Les ripostes de Benabdallah et de Benkirane
Invité sur le plateau du média CapTV, le secrétaire général du PPS a repris sa charge contre le gouvernement Akhannouch, le qualifiant d’ »absent politiquement et sur le plan de la communication ». Il a défendu son déplacement à Aït Bouguemez en affirmant que faire de la politique, c’était aussi écouter les doléances de la société.
Nabil Benabdallah a affirmé que son parti était conscient du travail fait par l’actuel gouvernement sur plusieurs fronts. Cependant, la répartition des bienfaits des efforts fournis n’a pas été égale pour tous les Marocains.
En revanche, le chef de file du PPS s’est encore une fois élevé contre ce qu’il qualifie de « diabolisation des gens qui ont des revendications légitimes », faisant allusion à la dernière séance des questions orales au chef de l’exécutif à la Chambre des représentants.
« Le chef du gouvernement se croit sur une autoroute où il n’y a personne », affirme Nabil Benabdallah.
Abdelilah Benkirane a délégué au site officiel du PJD de répondre à Lahcen Saâdi.

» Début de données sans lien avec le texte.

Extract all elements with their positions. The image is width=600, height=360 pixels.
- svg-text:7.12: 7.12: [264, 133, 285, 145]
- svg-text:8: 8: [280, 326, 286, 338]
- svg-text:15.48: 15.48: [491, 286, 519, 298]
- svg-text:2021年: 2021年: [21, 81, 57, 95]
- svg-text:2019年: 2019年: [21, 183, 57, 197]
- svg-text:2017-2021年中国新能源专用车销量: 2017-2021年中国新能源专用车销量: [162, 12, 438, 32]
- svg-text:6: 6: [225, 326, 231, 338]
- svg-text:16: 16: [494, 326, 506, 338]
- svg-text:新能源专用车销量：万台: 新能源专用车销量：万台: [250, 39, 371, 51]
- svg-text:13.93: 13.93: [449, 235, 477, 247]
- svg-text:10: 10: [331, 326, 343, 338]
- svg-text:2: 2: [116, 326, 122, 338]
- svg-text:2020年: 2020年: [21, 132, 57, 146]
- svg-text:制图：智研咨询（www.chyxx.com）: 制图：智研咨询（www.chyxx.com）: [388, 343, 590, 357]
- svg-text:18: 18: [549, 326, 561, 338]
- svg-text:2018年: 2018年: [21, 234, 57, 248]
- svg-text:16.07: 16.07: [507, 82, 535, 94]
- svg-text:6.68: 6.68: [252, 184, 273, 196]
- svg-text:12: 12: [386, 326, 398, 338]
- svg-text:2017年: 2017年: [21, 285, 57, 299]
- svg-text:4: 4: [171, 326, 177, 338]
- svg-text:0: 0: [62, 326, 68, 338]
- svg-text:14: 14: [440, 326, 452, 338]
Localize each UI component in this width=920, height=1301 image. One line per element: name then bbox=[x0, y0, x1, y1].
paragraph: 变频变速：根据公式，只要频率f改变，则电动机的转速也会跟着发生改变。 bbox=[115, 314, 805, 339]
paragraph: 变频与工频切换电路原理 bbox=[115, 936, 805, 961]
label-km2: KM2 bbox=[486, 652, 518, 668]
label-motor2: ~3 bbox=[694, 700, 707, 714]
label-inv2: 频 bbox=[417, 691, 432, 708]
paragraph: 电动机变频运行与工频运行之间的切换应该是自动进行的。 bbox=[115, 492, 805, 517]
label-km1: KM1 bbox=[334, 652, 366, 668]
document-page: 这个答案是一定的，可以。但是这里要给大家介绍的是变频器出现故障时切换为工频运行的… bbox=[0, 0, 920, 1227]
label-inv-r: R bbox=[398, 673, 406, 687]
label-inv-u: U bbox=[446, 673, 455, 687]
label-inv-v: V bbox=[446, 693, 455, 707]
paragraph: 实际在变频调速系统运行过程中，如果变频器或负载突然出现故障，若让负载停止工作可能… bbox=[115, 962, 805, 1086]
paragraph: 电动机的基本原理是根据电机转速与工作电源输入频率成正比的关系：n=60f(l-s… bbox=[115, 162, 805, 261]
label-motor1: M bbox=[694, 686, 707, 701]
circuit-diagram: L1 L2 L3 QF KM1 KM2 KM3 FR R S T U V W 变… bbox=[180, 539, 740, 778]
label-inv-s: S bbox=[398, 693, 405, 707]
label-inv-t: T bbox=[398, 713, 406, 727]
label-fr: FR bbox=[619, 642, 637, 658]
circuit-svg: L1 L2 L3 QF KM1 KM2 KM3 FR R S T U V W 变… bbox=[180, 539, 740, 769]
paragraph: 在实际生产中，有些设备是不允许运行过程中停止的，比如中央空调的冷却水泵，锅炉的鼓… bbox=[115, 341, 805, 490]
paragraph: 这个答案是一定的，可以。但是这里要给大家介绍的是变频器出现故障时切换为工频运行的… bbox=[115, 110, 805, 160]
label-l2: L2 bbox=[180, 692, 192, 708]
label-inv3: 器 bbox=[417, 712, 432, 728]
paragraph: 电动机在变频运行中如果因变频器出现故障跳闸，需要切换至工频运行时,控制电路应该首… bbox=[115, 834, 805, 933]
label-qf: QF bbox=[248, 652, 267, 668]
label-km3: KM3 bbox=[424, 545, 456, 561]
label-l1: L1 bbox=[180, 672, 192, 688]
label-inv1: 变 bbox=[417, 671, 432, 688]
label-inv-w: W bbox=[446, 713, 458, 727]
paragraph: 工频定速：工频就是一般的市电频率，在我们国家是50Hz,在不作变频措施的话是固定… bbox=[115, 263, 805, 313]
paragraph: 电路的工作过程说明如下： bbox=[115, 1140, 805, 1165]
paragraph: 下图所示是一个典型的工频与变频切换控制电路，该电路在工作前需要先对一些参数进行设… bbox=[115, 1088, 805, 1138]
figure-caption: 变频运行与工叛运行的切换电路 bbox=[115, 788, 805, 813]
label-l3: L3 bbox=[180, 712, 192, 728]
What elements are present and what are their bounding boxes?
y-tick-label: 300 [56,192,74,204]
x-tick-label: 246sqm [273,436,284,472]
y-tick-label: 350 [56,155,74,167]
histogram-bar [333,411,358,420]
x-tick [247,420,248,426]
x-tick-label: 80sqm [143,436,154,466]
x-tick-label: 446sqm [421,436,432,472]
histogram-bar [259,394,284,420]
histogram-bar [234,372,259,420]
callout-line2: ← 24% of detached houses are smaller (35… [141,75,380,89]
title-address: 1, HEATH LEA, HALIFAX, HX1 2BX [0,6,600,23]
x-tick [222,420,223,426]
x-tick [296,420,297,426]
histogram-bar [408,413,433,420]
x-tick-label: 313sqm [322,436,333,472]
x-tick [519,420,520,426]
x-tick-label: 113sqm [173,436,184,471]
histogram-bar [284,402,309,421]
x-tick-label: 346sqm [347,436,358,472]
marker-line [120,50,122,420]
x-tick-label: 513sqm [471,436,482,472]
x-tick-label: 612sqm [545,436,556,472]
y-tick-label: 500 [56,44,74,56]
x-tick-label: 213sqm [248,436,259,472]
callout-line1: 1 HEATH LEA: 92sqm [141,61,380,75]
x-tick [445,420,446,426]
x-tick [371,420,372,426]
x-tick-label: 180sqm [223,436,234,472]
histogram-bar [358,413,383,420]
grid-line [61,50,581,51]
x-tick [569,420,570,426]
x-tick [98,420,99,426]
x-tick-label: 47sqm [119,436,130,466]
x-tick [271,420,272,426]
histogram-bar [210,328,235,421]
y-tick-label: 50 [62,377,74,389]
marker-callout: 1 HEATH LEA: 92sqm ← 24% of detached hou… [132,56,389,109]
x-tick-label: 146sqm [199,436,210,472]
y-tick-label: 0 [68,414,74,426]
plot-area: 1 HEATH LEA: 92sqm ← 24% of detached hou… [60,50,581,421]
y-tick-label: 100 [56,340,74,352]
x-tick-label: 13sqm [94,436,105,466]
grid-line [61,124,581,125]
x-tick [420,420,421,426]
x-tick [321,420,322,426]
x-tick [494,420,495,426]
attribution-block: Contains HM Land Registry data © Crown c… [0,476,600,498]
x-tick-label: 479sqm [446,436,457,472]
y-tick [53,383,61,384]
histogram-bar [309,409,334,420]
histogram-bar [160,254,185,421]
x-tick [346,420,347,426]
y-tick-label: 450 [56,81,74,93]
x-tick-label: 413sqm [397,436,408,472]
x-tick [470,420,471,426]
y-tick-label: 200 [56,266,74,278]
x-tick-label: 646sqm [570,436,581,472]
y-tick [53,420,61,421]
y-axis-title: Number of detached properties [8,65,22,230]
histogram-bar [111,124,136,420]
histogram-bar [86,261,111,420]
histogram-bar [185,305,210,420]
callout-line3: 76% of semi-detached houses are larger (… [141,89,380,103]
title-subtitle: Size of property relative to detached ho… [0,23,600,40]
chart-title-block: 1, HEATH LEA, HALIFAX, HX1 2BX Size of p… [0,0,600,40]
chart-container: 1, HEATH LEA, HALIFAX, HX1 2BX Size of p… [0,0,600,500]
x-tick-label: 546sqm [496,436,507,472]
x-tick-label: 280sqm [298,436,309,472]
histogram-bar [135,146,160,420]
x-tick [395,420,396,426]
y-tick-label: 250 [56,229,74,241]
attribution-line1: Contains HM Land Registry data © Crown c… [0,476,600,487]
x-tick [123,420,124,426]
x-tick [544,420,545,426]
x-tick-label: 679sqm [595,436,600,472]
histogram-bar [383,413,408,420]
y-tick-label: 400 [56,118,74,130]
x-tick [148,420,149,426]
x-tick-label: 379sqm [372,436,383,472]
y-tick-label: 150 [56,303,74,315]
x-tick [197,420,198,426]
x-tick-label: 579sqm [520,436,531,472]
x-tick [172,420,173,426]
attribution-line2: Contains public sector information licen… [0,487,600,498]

« Accuser l’opposition de surfer sur les protestations n’est autre qu’une tentative désespérée d’inverser les rôles. Les partis qui ont été au pouvoir auparavant, et à leur tête le PJD, avaient hérité d’une crise financière étouffante, mais ils ont fait face à la crise avec courage et des décisions difficiles (…) sans tourner le dos aux revendications du peuple et sans réprimer ses libertés. Par contre, il paraît que le RNI n’a rien d’autre aujourd’hui qu’un discours offensif et creux où il ressasse des réalisations sans réel impact dans la rue et dompte les chiffres pour convaincre les Marocains d’une réalité qu’ils ne ressentent pas », lit-on sur la vitrine officielle du PJD, en milieu de soirée du dimanche 20 juillet.
« Saâdi, en attaquant le PJD et le PPS, fuit la véritable question : qu’a fait l’actuel gouvernement avec tous les moyens et les programmes qu’il a promis ? Qu’est-ce qui a été réalisé effectivement de l’État social si ce ne sont des campagnes de marketing politique et médiatique ? », s’interroge le parti de Benkirane.
Dans la même journée du dimanche 21 juillet, Abdelilah Benkirane a lancé une pique à l’un de ses autres rivaux politiques. Il a tout simplement demandé à Abdellatif Ouahbi de présenter sa démission, et ce, en relation avec les fuites de documents qui ont rendu publique une donation faite par le ministre de la Justice à sa femme.